Ich sehe was, was du nicht siehst
Vielschichtige Adaption eines problematischen Autors: Wes Anderson inszeniert Roald Dahl.
Schon länger liebäugelte Wes Anderson, der bereits 2009 eine Roald Dahl-Adaption ins Kino brachte, mit der Verfilmung der Kurzgeschichte „Ich sehe was, was du nicht siehst“ des berühmten britischen Kinderbuchautors. Nachdem Netflix 2021 die vollständigen Rechte an Dahls Gesamtwerk erwarb, kam nun die unwahrscheinliche Zusammenarbeit zwischen dem Regisseur, der sich in der Vergangenheit immer wieder kritisch gegenüber Streaming-Diensten geäußert hatte, und eben diesem Streaming-Anbieter zu Stande. Insgesamt vier Kurzgeschichten hat Anderson adaptiert und mit einem kleinen Cast inszeniert, das in den verschiedenen Erzählungen in unterschiedlichen Rollen immer wieder auftaucht.
Während „Ich sehe was, was du nicht siehst“ noch die hoffnungsfrohe, philanthropische Geschichte des wohlhabenden Junggesellen Henry Sugar (Benedict Cumberbatch) erzählt, geht es in den anderen Kurzfilmen, die von Netflix nicht so ausführlich beworben werden, deutlich düsterer zu. Sie handeln von Misshandlungen eines Jungen durch zwei ältere Kinder („Der Schwan“), setzen einen verstörenden Kammerjäger in Szene („Der Rattenfänger“) oder beinhalten wüste rassistische Beleidigungen („Gift“).

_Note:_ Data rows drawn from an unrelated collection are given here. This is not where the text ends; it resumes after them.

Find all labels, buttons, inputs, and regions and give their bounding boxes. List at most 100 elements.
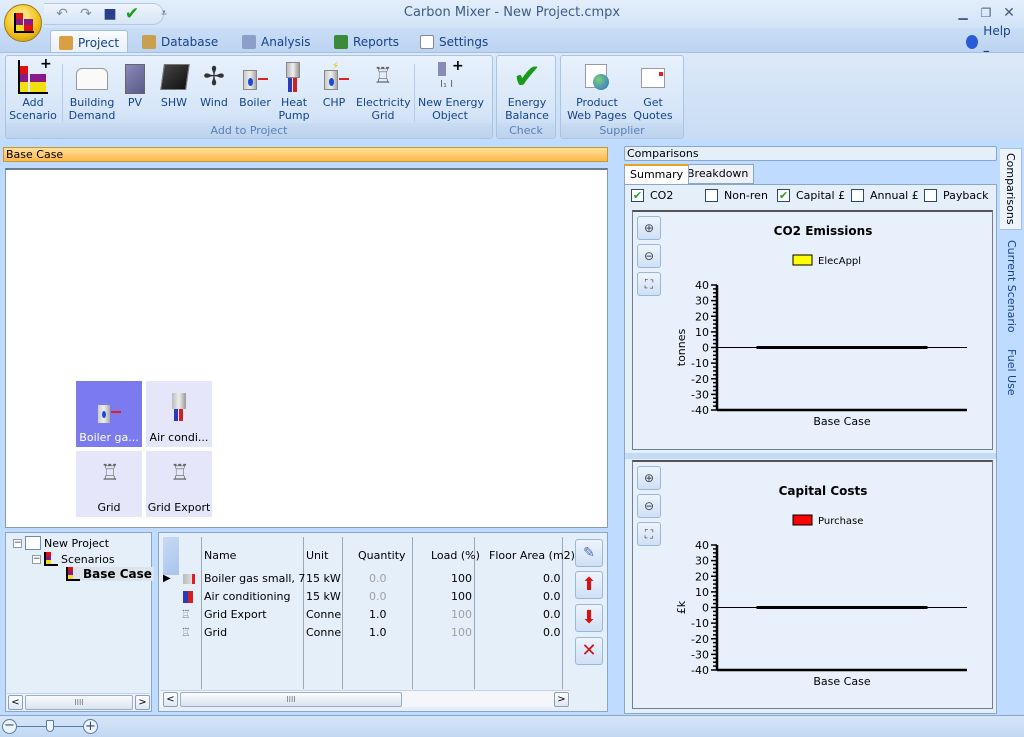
table-row[interactable]: Air conditioning 15 kW 0.0 100 0.0 — [159, 588, 569, 606]
wind-turbine-icon: ✢ — [203, 62, 225, 92]
side-tab-current-scenario[interactable]: Current Scenario — [1000, 236, 1022, 336]
delete-button[interactable]: ✕ — [575, 637, 603, 665]
tile-air-conditioning[interactable]: Air condi... — [146, 381, 212, 447]
tab-summary[interactable]: Summary — [624, 164, 690, 185]
get-quotes-button[interactable]: Get Quotes — [631, 60, 675, 122]
pylon-icon: ♖ — [181, 626, 191, 639]
scroll-thumb[interactable]: IIII — [25, 695, 133, 710]
energy-objects-grid: Name Unit Quantity Load (%) Floor Area (… — [158, 532, 608, 712]
y-tick-label: -40 — [691, 404, 709, 417]
legend-label: Purchase — [818, 516, 863, 527]
zoom-out-slider-button[interactable]: − — [2, 719, 17, 734]
checkbox-co2[interactable]: ✔ CO2 — [631, 189, 673, 202]
y-tick-label: -40 — [691, 664, 709, 677]
zoom-slider-thumb[interactable] — [46, 720, 54, 732]
y-tick-label: 30 — [695, 555, 709, 568]
tab-settings[interactable]: Settings — [412, 30, 496, 54]
table-row[interactable]: ♖ Grid Export Conne 1.0 100 0.0 — [159, 606, 569, 624]
tab-breakdown[interactable]: Breakdown — [681, 164, 755, 184]
new-energy-object-button[interactable]: + I₁ I New Energy Object — [418, 59, 484, 122]
scroll-left-button[interactable]: < — [163, 692, 178, 707]
electricity-grid-button[interactable]: ♖ Electricity Grid — [356, 60, 411, 122]
checkbox-box[interactable]: ✔ — [777, 189, 790, 202]
tree-horizontal-scrollbar[interactable]: < IIII > — [7, 693, 150, 710]
tree-node-scenarios[interactable]: − Scenarios — [32, 552, 115, 566]
plus-icon: + — [85, 719, 96, 734]
chp-button[interactable]: ⚡ CHP — [316, 60, 352, 109]
shw-button[interactable]: SHW — [156, 60, 192, 109]
wind-button[interactable]: ✢ Wind — [196, 60, 232, 109]
splitter[interactable] — [625, 453, 996, 459]
checkbox-capital[interactable]: ✔ Capital £ — [777, 189, 845, 202]
pylon-icon: ♖ — [373, 64, 393, 89]
delete-icon: ✕ — [581, 640, 597, 661]
heat-pump-icon — [278, 60, 310, 94]
tile-grid-export[interactable]: ♖ Grid Export — [146, 451, 212, 517]
tree-node-base-case[interactable]: Base Case — [66, 567, 154, 581]
boiler-button[interactable]: Boiler — [236, 60, 274, 109]
tile-boiler[interactable]: Boiler ga... — [76, 381, 142, 447]
side-tab-comparisons[interactable]: Comparisons — [1000, 148, 1022, 230]
product-web-pages-button[interactable]: Product Web Pages — [565, 60, 629, 122]
y-tick-label: -30 — [691, 648, 709, 661]
scenario-icon — [66, 567, 80, 581]
grid-horizontal-scrollbar[interactable]: < IIII > — [160, 690, 570, 707]
tab-analysis[interactable]: Analysis — [234, 30, 318, 54]
y-axis-label: £k — [675, 600, 688, 614]
scroll-left-button[interactable]: < — [8, 695, 23, 710]
minimize-button[interactable]: ▁ — [952, 4, 974, 22]
zoom-in-slider-button[interactable]: + — [83, 719, 98, 734]
table-row[interactable]: ▶ Boiler gas small, 7 15 kW 0.0 100 0.0 — [159, 570, 569, 588]
table-row[interactable]: ♖ Grid Conne 1.0 100 0.0 — [159, 624, 569, 642]
checkbox-annual[interactable]: Annual £ — [851, 189, 919, 202]
tab-database[interactable]: Database — [134, 30, 226, 54]
checkbox-box[interactable] — [924, 189, 937, 202]
collapse-icon[interactable]: − — [32, 554, 41, 564]
redo-icon: ↷ — [80, 6, 92, 22]
app-menu-button[interactable] — [4, 4, 42, 42]
comparisons-panel: ✔ CO2 Non-ren ✔ Capital £ Annual £ Payback… — [624, 184, 997, 714]
quick-access-toolbar: ↶ ↷ ■ ✔ ⩡ — [44, 3, 167, 25]
arrow-up-icon: ⬆ — [581, 574, 597, 595]
building-demand-button[interactable]: Building Demand — [66, 60, 118, 122]
undo-button[interactable]: ↶ — [52, 5, 72, 23]
move-up-button[interactable]: ⬆ — [575, 571, 603, 599]
heat-pump-button[interactable]: Heat Pump — [276, 60, 312, 122]
check-icon: ✔ — [124, 4, 140, 24]
database-icon — [142, 35, 156, 49]
co2-chart-panel: ⊕ ⊖ ⛶ CO2 Emissions ElecAppl 40 30 20 10 0 -10-… — [632, 210, 993, 450]
checkbox-non-ren[interactable]: Non-ren — [705, 189, 768, 202]
checkbox-box[interactable] — [705, 189, 718, 202]
redo-button[interactable]: ↷ — [76, 5, 96, 23]
edit-button[interactable]: ✎ — [575, 539, 603, 567]
pylon-icon: ♖ — [170, 461, 190, 486]
ribbon-tab-row: Project Database Analysis Reports Settin… — [0, 24, 1024, 60]
save-button[interactable]: ■ — [100, 5, 120, 23]
scenario-canvas[interactable]: Boiler ga... Air condi... ♖ Grid ♖ Grid … — [5, 168, 608, 528]
y-axis-label: tonnes — [675, 328, 688, 366]
add-scenario-button[interactable]: + Add Scenario — [8, 57, 58, 122]
scroll-right-button[interactable]: > — [135, 695, 150, 710]
scroll-thumb[interactable]: IIII — [180, 692, 402, 707]
help-button[interactable]: Help ▾ — [958, 24, 1024, 60]
tab-reports[interactable]: Reports — [326, 30, 407, 54]
side-tab-fuel-use[interactable]: Fuel Use — [1000, 344, 1022, 400]
y-tick-label: 40 — [695, 539, 709, 552]
y-tick-label: 10 — [695, 326, 709, 339]
tab-project[interactable]: Project — [50, 30, 129, 54]
group-check: ✔ Energy Balance Check — [496, 55, 556, 139]
carbon-mixer-logo-icon — [14, 13, 34, 33]
tile-grid[interactable]: ♖ Grid — [76, 451, 142, 517]
customize-qat-button[interactable]: ⩡ — [154, 5, 174, 23]
pv-button[interactable]: PV — [118, 60, 152, 109]
scroll-right-button[interactable]: > — [554, 692, 569, 707]
checkbox-box[interactable] — [851, 189, 864, 202]
energy-balance-button[interactable]: ✔ Energy Balance — [501, 60, 553, 122]
checkbox-payback[interactable]: Payback — [924, 189, 989, 202]
checkmark-icon: ✔ — [512, 57, 542, 97]
collapse-icon[interactable]: − — [13, 538, 22, 548]
tree-node-new-project[interactable]: − New Project — [13, 536, 109, 550]
check-button[interactable]: ✔ — [122, 5, 142, 23]
move-down-button[interactable]: ⬇ — [575, 604, 603, 632]
checkbox-box[interactable]: ✔ — [631, 189, 644, 202]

Benedict Cumberbatch in „Ich sehe was, was du nicht siehst“: Auf Netflix
Anderson inszeniert die Erzählungen geschickt als meta-reflektiertes Kammerspiel, in dem Figuren den Originaltext rezitieren, der Autor selbst auftritt und bis hin zu den Kulissen jedes Detail allzeit in Erinnerung ruft, dass neben der erzählten Geschichte auch Entstehungskontext, Erzählstil sowie dem Schriftsteller selbst eine große Signifikanz zukommt. Damit gehören die Adaptionen wohl zu den interessantesten und vielschichtigsten des viel gelobten Kinderbuchautors, dessen fanatisch antisemitische wie auch misogyne Äußerungen gerade in neuerer Zeit immer wieder Debatten rund um dessen Œuvre hervorgerufen hatte.
Netflix: Ich sehe was, was du nicht siehst, bereits verfügbar
Unruh
In den 1870er Jahren reiste der russische Geograf Pjotr Alexejewitsch Kropotkin für kartografische Zwecke ins Schweizer Jura-Gebirge und kehrte einige Zeit später als überzeugter Anarchist zurück nach Russland, war er doch vor Ort in engen Kontakt mit anarchistisch organisierten Uhrenmachern gekommen. In „Unruh“ spürt Regisseur Cyril Schäublin jener Zeit nach und inszeniert das Ringen um eine zukünftige gesellschaftspolitische Ausrichtung im Rahmen der kapitalistischen Industrialisierung. Die titelgebende Unruh, ein Schwingsystem, das in vielen Uhrwerken verwendet wird, wird hier zum Sinnbild der Dialektik der Geschichte: dem Widerstreit zwischen politischen Polaritäten auf der Suche nach einer vernünftigeren Welt.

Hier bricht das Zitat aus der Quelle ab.